Will this actually give you better sound? Or is this the 2004 equivalent of "Stereo Re-Processing"? If the sound quality is not there to begin with, I can't see how adding random or spurious or even calculated information will help.
P.S. I was not referring to 24/96khz format, but rather the change from 16/44khz to the better format. To me that would be like taking cassettes and putting them on reel to reel, but thru a filter that would make it 'seem' more musical.
To the best of my knowledge wav files are not compressed in any way. Thus if you had a sound card that was higher than 16/44 you could then convert the better format and save that information. I'm really a novice in this area--but I've considered this for some of my LPs. I would like to know if I'm right about the wav files and how I could tell what the true bit depth and sample rate is.
My guess is that it will attempt to lower the noise floor and increase the dynamic range while at the same time interpolating the data in the upsampling process. I do not expect it to sound like DVD-Audio. The app does not require a soundcard. It isn't playing the file, just using the CPU to alter the amount of data.

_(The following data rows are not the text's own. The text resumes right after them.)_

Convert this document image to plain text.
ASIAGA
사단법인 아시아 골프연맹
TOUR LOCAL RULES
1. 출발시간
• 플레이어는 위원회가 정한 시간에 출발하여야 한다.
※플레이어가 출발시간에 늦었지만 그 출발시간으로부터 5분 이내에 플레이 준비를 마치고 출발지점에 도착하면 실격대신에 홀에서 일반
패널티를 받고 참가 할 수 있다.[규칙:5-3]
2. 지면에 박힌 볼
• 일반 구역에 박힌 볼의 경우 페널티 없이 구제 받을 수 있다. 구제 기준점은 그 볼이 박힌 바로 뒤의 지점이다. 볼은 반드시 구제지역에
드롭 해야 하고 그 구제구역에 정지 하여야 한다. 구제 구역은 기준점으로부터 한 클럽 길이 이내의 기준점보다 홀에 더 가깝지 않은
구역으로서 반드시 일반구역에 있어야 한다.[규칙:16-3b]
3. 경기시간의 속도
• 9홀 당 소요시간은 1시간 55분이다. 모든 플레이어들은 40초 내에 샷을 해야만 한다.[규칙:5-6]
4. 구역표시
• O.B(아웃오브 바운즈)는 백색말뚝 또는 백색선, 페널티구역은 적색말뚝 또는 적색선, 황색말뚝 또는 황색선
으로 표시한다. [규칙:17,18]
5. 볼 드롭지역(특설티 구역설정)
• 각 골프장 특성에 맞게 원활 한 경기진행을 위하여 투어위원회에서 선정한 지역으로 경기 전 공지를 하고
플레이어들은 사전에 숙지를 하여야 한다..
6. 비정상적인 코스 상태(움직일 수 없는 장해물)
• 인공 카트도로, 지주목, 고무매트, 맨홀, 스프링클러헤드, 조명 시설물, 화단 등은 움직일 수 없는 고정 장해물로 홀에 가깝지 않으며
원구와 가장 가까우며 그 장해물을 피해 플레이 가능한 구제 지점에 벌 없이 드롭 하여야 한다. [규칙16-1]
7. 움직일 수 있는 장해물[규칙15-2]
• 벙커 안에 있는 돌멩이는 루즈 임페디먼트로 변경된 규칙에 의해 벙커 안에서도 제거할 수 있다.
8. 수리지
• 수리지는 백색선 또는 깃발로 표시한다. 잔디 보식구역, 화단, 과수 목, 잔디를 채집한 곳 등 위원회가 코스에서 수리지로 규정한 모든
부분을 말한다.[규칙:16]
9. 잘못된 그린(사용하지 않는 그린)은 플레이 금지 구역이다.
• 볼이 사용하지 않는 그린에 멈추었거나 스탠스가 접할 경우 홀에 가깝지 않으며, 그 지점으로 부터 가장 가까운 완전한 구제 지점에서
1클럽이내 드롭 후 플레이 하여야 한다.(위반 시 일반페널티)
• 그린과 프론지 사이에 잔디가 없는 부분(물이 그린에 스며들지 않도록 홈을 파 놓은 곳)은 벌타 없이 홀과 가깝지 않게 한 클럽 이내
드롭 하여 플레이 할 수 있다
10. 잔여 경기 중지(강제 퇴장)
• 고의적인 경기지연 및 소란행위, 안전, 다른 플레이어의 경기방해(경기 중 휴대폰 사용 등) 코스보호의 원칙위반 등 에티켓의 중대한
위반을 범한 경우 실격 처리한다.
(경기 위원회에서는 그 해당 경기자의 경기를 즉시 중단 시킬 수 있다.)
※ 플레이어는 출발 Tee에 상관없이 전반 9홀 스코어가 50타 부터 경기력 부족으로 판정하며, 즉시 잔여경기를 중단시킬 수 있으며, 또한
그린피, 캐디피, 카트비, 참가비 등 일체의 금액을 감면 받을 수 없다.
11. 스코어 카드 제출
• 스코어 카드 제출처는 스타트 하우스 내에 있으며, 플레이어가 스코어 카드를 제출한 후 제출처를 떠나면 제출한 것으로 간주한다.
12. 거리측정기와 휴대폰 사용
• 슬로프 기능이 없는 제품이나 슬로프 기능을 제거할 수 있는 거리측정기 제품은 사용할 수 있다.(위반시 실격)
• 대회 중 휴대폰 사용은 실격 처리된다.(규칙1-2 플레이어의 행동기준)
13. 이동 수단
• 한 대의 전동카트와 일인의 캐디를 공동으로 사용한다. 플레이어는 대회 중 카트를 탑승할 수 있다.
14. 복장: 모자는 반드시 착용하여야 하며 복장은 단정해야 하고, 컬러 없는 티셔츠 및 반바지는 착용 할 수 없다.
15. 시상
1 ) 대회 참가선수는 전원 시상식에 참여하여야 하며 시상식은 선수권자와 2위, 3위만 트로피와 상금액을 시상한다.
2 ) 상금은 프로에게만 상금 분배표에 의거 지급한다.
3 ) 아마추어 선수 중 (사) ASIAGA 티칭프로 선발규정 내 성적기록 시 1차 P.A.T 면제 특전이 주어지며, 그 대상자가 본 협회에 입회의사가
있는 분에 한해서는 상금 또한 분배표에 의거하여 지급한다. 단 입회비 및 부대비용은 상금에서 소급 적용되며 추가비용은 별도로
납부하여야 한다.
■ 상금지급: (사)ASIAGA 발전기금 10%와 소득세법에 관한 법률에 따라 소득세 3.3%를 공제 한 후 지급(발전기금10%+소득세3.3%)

I still have not had an opportunity to do a listening comparison.
It looks like it's a software upsampler with a word length interpolator. It may improve the sound of redbook data streams, but it won't bring them to 96kHz/24 bit quality. WAV files can be any number of different sample rates and word lengths as determined by the software and hardware used to generate them. Most modern software allows for rates up to 192kHz at 32 bits and most hardware will go up to 96kHz at 24 bits. The A/D converter is the key determinate of quality.